Selectivty Estimation on Big Data

Yang Yang

Published: 01 Jan 2019, Last Modified: 28 Sept 2024undefined 2019EveryoneRevisionsBibTeXCC BY-SA 4.0

Abstract: Many real-world applications model data as record dataset and treat the relationships among data as a graph. There are significant research efforts devoting towards efficiently and effectively managing and analysing record dataset and graph dataset. Among them, applying similarity search in massive record dataset and graph dataset is crucially important for a profounder understanding and better management of such dataset.

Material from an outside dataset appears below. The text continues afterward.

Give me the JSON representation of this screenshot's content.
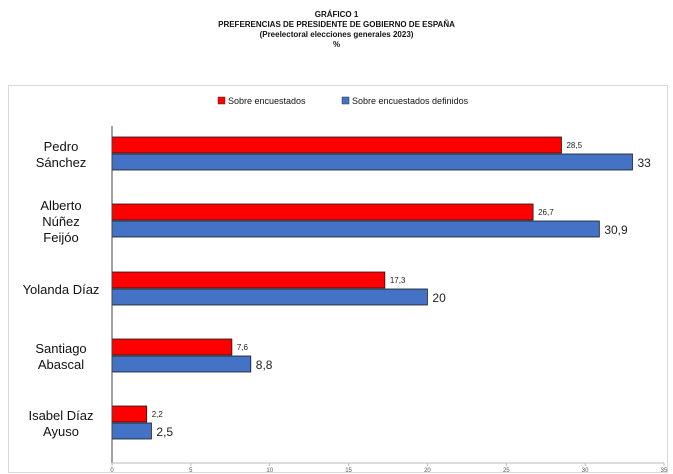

However, the explosively rising data volume and consistently rapid evolution result in huge challenges, which make some deterministic methods infeasible in practice and ignite the ideas of approximate algorithm. In this thesis, we study three importance problems in mining similar patterns in massive datasets and design accurate and efficient approximate methods. Firstly, we study the problem of approximate containment similarity search. We propose a novel augmented KMV sketch technique, namely GB-KMV, which is data-dependent and can achieve a much better trade-off between the sketch size and the accuracy. We show that it outperforms the state-of-the-art technique LSH-E in terms of estimation accuracy under practical assumption. Our experiments on real-life datasets verify that GB-KMV is superior to LSH-E in terms of the space-accuracy trade-off, time-accuracy trade-off, and the sketch construction time. Secondly, we focus on the problem of selectivity estimation on set containment search. We propose an ordered trie structure based sampling approach named OT-Sampling. OT-Sampling partitions records based on element frequency and occurrence patterns and is significantly more accurate compared with simple random sampling method. To further enhance performance, a divide-and-conquer based sampling approach, DC-Sampling, is presented with an inclusion/exclusion prefix to explore the pruning opportunities. Finally, we study the problem of graphlet statistics estimation. We propose high-order Markov chain based method to estimate the graphlet statistics. Our method HRWd performs high-order random walk via adjacent tensor with respect to a specified local structure. By collecting graphlet samples during high-order random walk, we propose an unbiased estimator for 3, 4-vertex graphlet counting. Comparing to the state-of-the-art SRWd, we theoretically and experimentally illustrate that our method outperforms the previous method in terms of accuracy and efficiency.